“什么?”许江树凑近了些,抹掉她唇上的冰淇淋,“我没听清。”
陈殊圆不记得她到底有没有再说一遍,但她记得许江树靠近时小心翼翼地呼吸和睫毛打下的阴影。
似乎是美好的。
她告诉自己,这并非骗他,她真的只在乎结婚的人。
但这个人是谁,并不取决于她自己。
回想起这段,她不由自主地舔了舔唇,仿佛那天的冰淇淋还留在唇上,那是她和许江树仅存的,极为短暂的和谐时光。
结婚以后,婚姻里除了沉默,在没有其他了。
家里果然一片漆黑,许江树此刻一定还在台里。

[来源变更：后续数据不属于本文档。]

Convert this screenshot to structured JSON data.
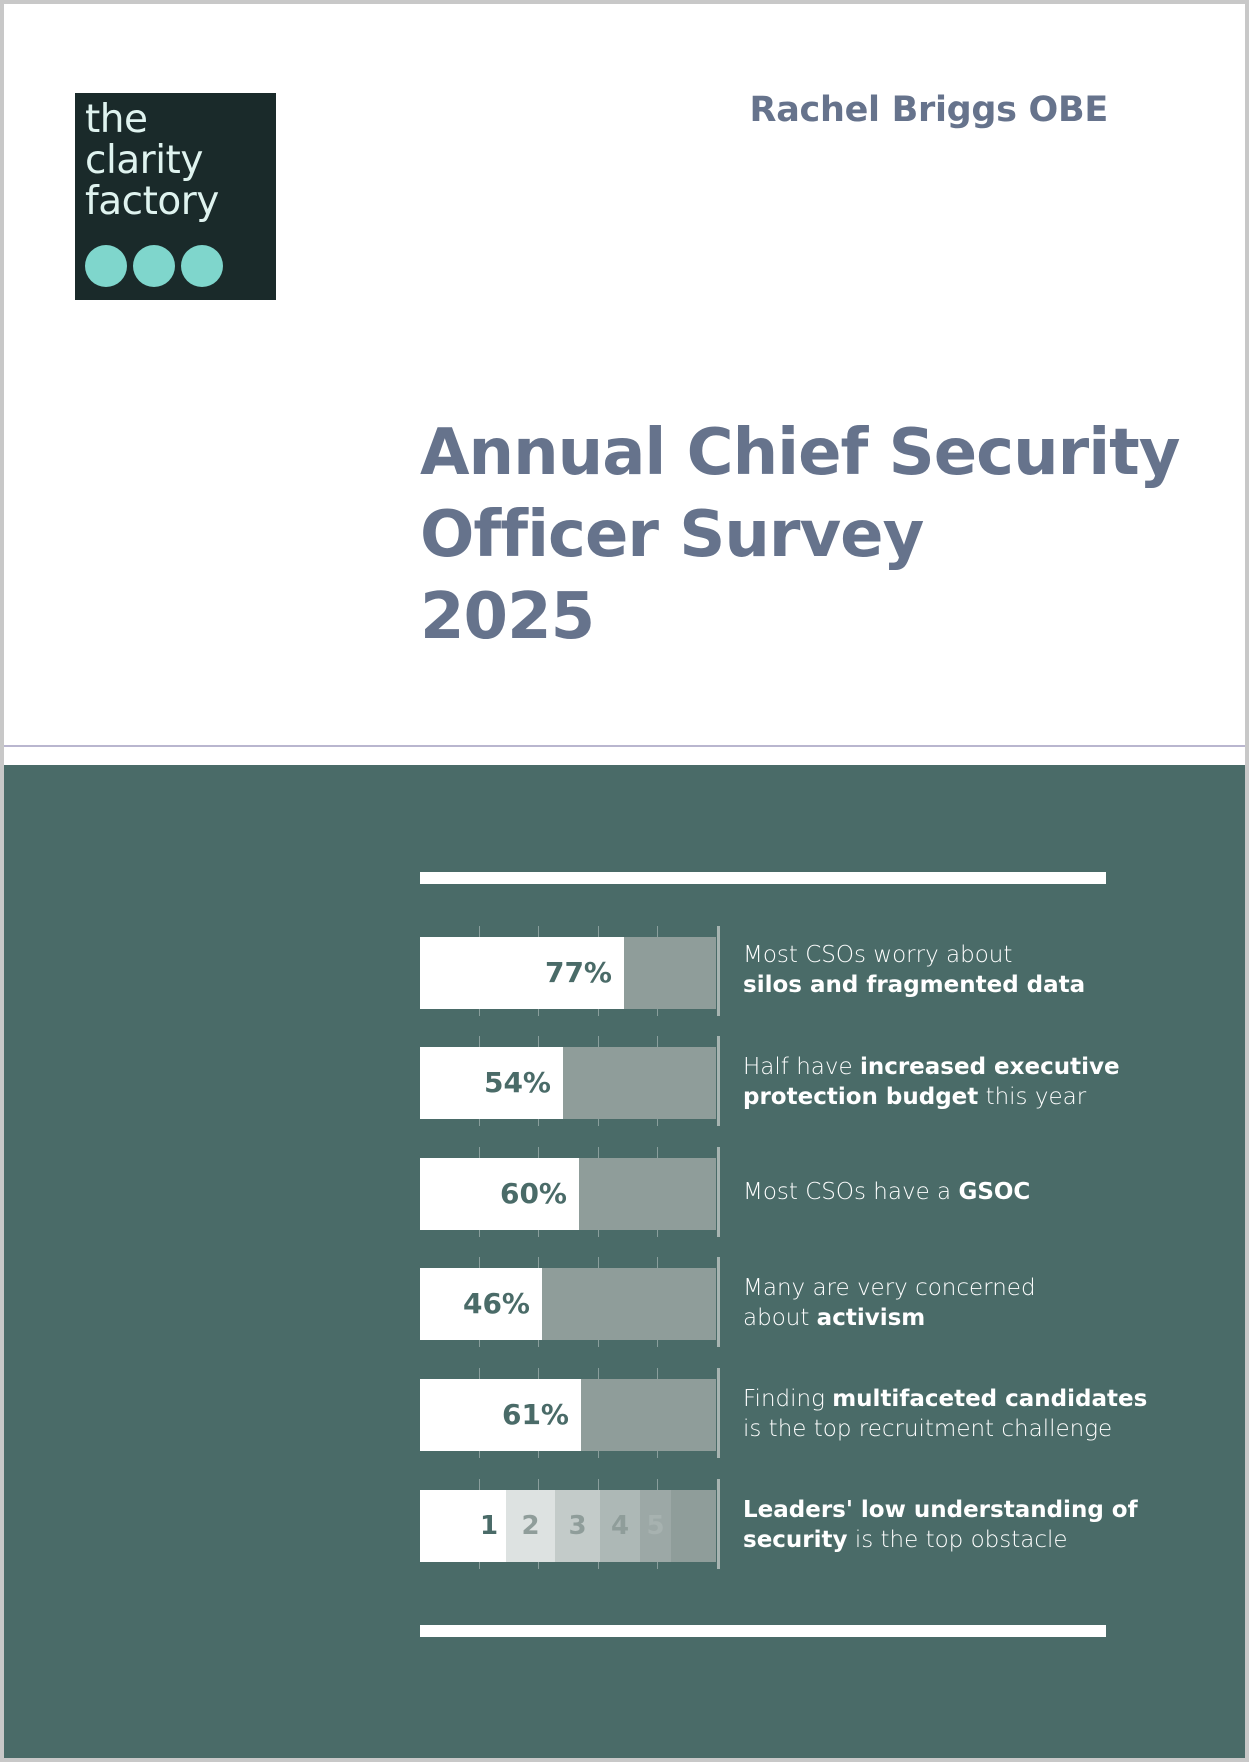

前几年他成为合伙人后,对《新闻时分》插手越来越少,《新闻时分》现在的主力都是他一手带出来的,他很是放心,而他的主要工作移到了拓宽Webflash的业务范围上来了,也就是他最新成立的小组,陈殊圆被排除在外。最近他在干什么,陈殊圆也不知道。
即便在台里,见到他的机会也少,他偶尔出现在《新闻时分》演播厅,也只是和唐谦、沈沁儿他们开会或闲谈,隔着玻璃门,陈殊圆的位置恰好能看到他,他放松地坐着,背弓着,只用左手手撑着下颌,他有时候会夹着一根香烟,当他吐出烟雾时,陈殊圆的眼前立刻被蒙住,但她能感觉到,烟雾的那头,有一双眼睛审视这这里的一切,而她只是这个空间里最普通的一个。
有一次,唐谦让她送份文件,她推开玻璃门,置身于烟雾之中,他突然坐直身子,也不伸手去接,陈殊圆蹲下在他面前展开文件,把唐谦说的重点一一指出,那一瞬间她觉得自己耳后有一双眼睛如鹰一般俯视着她。
她觉得羞愧急了,她所做的工作那么的不重要,在这个烟雾缭绕的屋子里,她只能重复别人说的话,还生怕自己落下了任何重点,她是可替代的,而许江树可以随时让她滚。
她结结巴巴地说完了,唐谦嫌弃地朝她摆手,示意她赶紧出去。她起身的时候,看到许江树在烟灰缸按灭了烟头。